[Date Prev][Date Next][Thread Prev][Thread Next][Date Index][Thread Index]
Re: [syndication] Re: How to scrape?
"David Smiley" <dsmiley@mitre.org> writes:
> > The way I do it is that I load the text of the page in to memory,
> > than use regular expressions to extract the proper
> > information. Then I just spit it out in RSS.
> >
> > If you'd like some Tcl code to do this, I can send you some.
>
> Yet another way is to use an XML parser and XPath. There is a
> parser that comes with the Resin servlet engine
> (http://www.caucho.com) that parses HTML even though HTML isn't
> proper XML, or SGML for that matter.
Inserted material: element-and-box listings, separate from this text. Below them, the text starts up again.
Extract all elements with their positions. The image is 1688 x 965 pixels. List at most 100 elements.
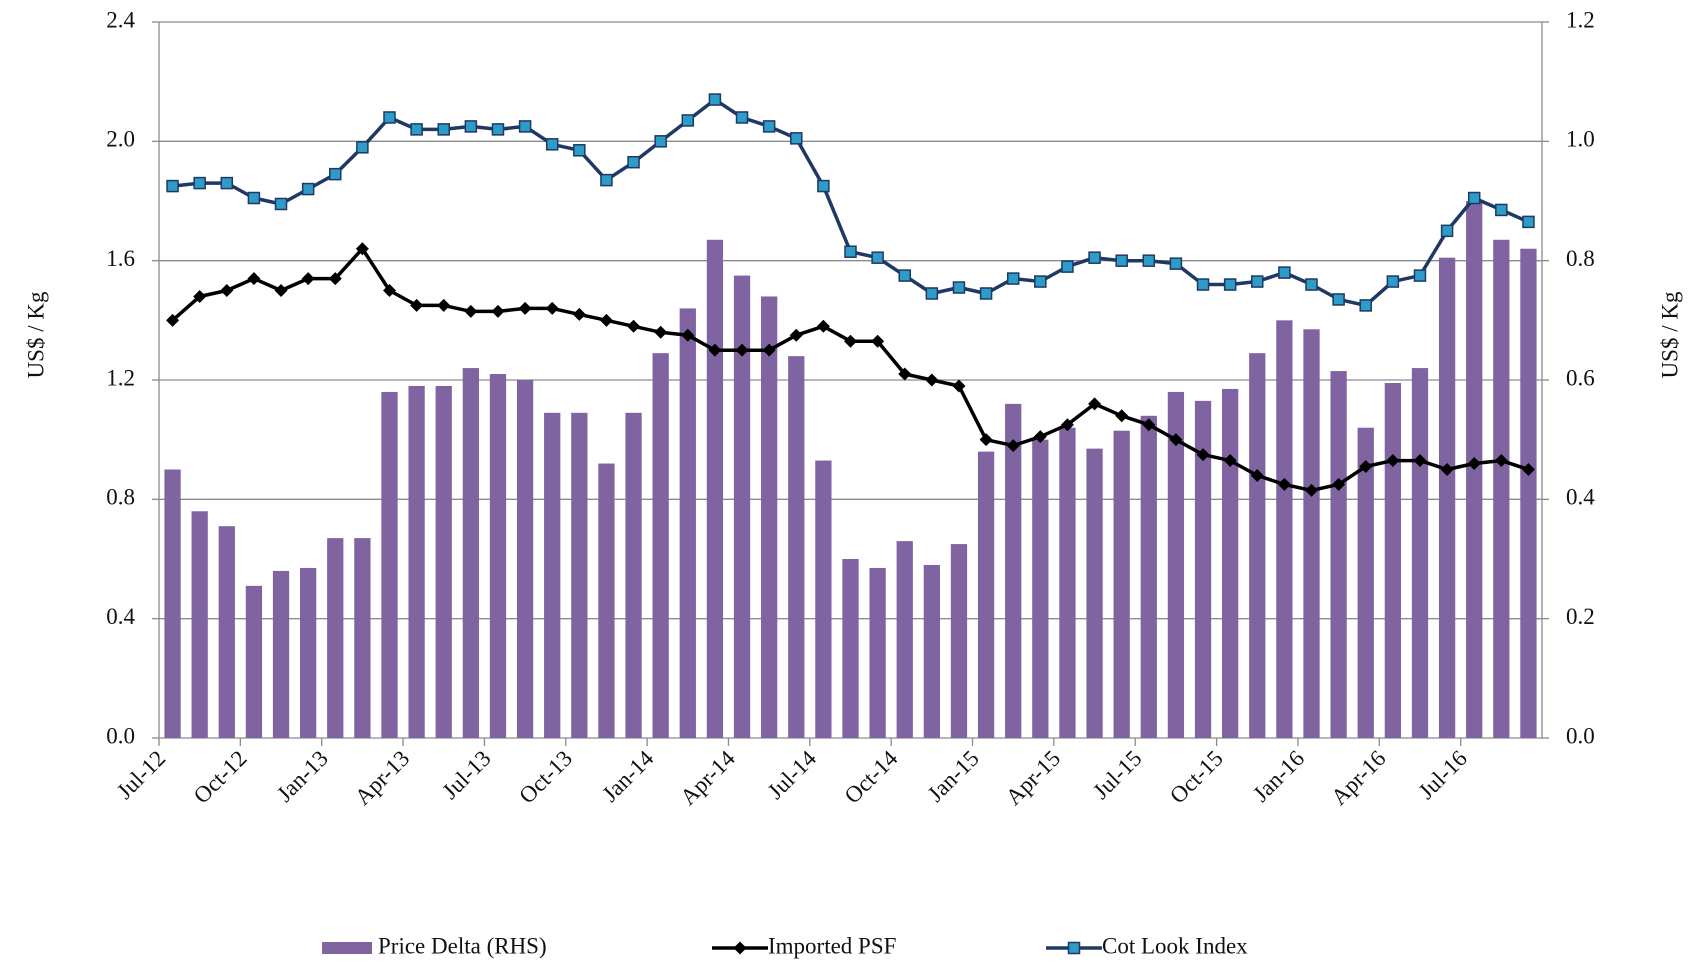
bar (435, 385, 452, 738)
marker (247, 191, 261, 205)
marker (1006, 272, 1020, 285)
marker (654, 325, 668, 339)
marker (1305, 278, 1318, 291)
marker (518, 301, 532, 315)
bar (272, 570, 290, 738)
marker (383, 284, 396, 297)
marker (1061, 260, 1074, 273)
bar (679, 308, 696, 738)
bar (1249, 353, 1266, 738)
y-axis-label: US$ / Kg (23, 291, 48, 378)
bar (571, 412, 588, 738)
marker (1440, 463, 1454, 476)
marker (1277, 477, 1291, 491)
legend-label: Imported PSF (768, 933, 896, 958)
bar (218, 526, 235, 738)
marker (1067, 941, 1081, 955)
marker (708, 343, 722, 357)
x-tick-label: Apr-13 (350, 746, 414, 810)
bar (1330, 371, 1347, 738)
marker (274, 284, 288, 297)
marker (410, 298, 424, 312)
y2-tick-label: 0.2 (1566, 604, 1595, 629)
marker (1196, 278, 1210, 291)
marker (437, 123, 450, 136)
x-tick-label: Jul-12 (112, 746, 170, 804)
x-tick-label: Apr-14 (675, 745, 740, 810)
marker (1467, 457, 1481, 471)
marker (654, 135, 667, 148)
x-tick-label: Oct-14 (840, 745, 903, 808)
bar (300, 567, 317, 738)
marker (898, 269, 911, 282)
marker (437, 298, 451, 312)
bar (733, 275, 751, 738)
marker (952, 281, 966, 294)
x-tick-label: Jan-15 (923, 746, 984, 807)
bar (1493, 239, 1510, 739)
marker (1332, 477, 1346, 491)
marker (844, 334, 857, 348)
y2-tick-label: 1.0 (1566, 127, 1595, 152)
bar (1411, 368, 1429, 738)
marker (545, 138, 559, 151)
marker (816, 319, 830, 333)
marker (871, 251, 884, 264)
line (171, 246, 1529, 493)
legend-item: Price Delta (RHS) (322, 933, 547, 958)
marker (356, 141, 369, 154)
bar (1140, 415, 1157, 738)
legend-label: Price Delta (RHS) (378, 933, 547, 958)
bar (544, 412, 561, 738)
bar (896, 541, 913, 738)
marker (274, 197, 288, 211)
marker (1413, 269, 1427, 282)
marker (1088, 397, 1102, 411)
y2-tick-label: 0.0 (1566, 723, 1595, 748)
marker (193, 176, 206, 190)
marker (545, 301, 559, 315)
bar (923, 564, 940, 738)
y-tick-label: 0.8 (106, 485, 135, 510)
bar (164, 469, 181, 738)
bar (245, 585, 263, 738)
marker (1060, 418, 1074, 432)
bar (1438, 257, 1456, 738)
marker (1250, 468, 1264, 482)
y2-tick-label: 1.2 (1566, 7, 1595, 32)
marker (681, 328, 695, 342)
marker (1521, 463, 1535, 476)
bar (381, 391, 398, 738)
marker (925, 287, 939, 300)
bar (1059, 427, 1076, 738)
marker (166, 179, 179, 193)
legend-item: Imported PSF (712, 933, 896, 958)
marker (762, 343, 776, 357)
marker (464, 120, 478, 133)
marker (1386, 454, 1400, 468)
marker (952, 379, 966, 393)
bar (1222, 388, 1239, 738)
marker (383, 111, 396, 124)
bar (1303, 329, 1320, 738)
marker (898, 367, 912, 381)
marker (1522, 215, 1535, 229)
marker (817, 179, 830, 193)
x-tick-label: Jul-15 (1088, 746, 1146, 804)
marker (1467, 191, 1481, 205)
marker (1332, 293, 1345, 306)
marker (1142, 254, 1156, 267)
marker (1115, 254, 1128, 267)
marker (627, 155, 640, 169)
x-tick-label: Jan-14 (597, 745, 658, 806)
marker (1088, 251, 1101, 264)
y-tick-label: 1.2 (106, 365, 135, 390)
line (172, 97, 1530, 308)
marker (735, 343, 749, 357)
y-tick-label: 0.0 (106, 723, 135, 748)
marker (1223, 278, 1237, 291)
marker (1359, 299, 1372, 312)
bar (869, 567, 886, 738)
marker (220, 284, 234, 297)
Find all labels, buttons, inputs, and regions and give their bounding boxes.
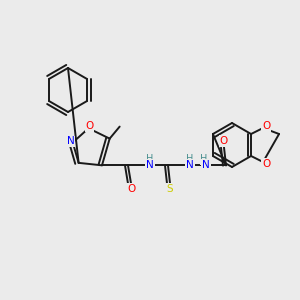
Text: N: N (202, 160, 210, 170)
Text: O: O (85, 121, 94, 131)
Text: N: N (186, 160, 194, 170)
Text: O: O (127, 184, 135, 194)
Text: H: H (186, 154, 194, 164)
Text: H: H (200, 154, 208, 164)
Text: O: O (262, 159, 270, 169)
Text: N: N (146, 160, 154, 170)
Text: O: O (262, 121, 270, 131)
Text: H: H (146, 154, 154, 164)
Text: N: N (67, 136, 75, 146)
Text: O: O (220, 136, 228, 146)
Text: S: S (167, 184, 173, 194)
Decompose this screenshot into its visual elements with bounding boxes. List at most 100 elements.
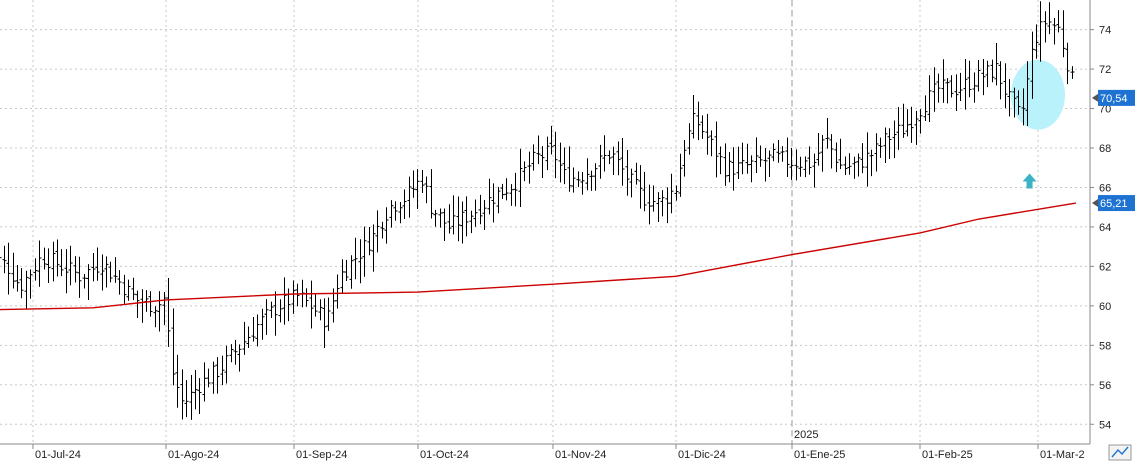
ohlc-bar <box>923 95 928 122</box>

The servlet engine includes an
> XPath library.
HTML Tidy[1] will also let you work with any XPath implementation.
Overall, I highly suggest XPath, once you've loaded the HTML document,
XPath lets you get right to the element value you want:
/HTML/BODY/TABLE/TR[3]/TD[1]
Another entirely different solution is Pyxie[2] and it's file/stream
format PYX. Using any Pyxie HTML parser, you can convert HTML into a
drop-dead simple, line-oriented format that's really easy to process
with Unix-like filters, such as grep, awk, sed, Perl, and shell.
-- Ken
[1] <http://www.w3.org/People/Raggett/tidy/>
[2] <http://Pyxie.org/>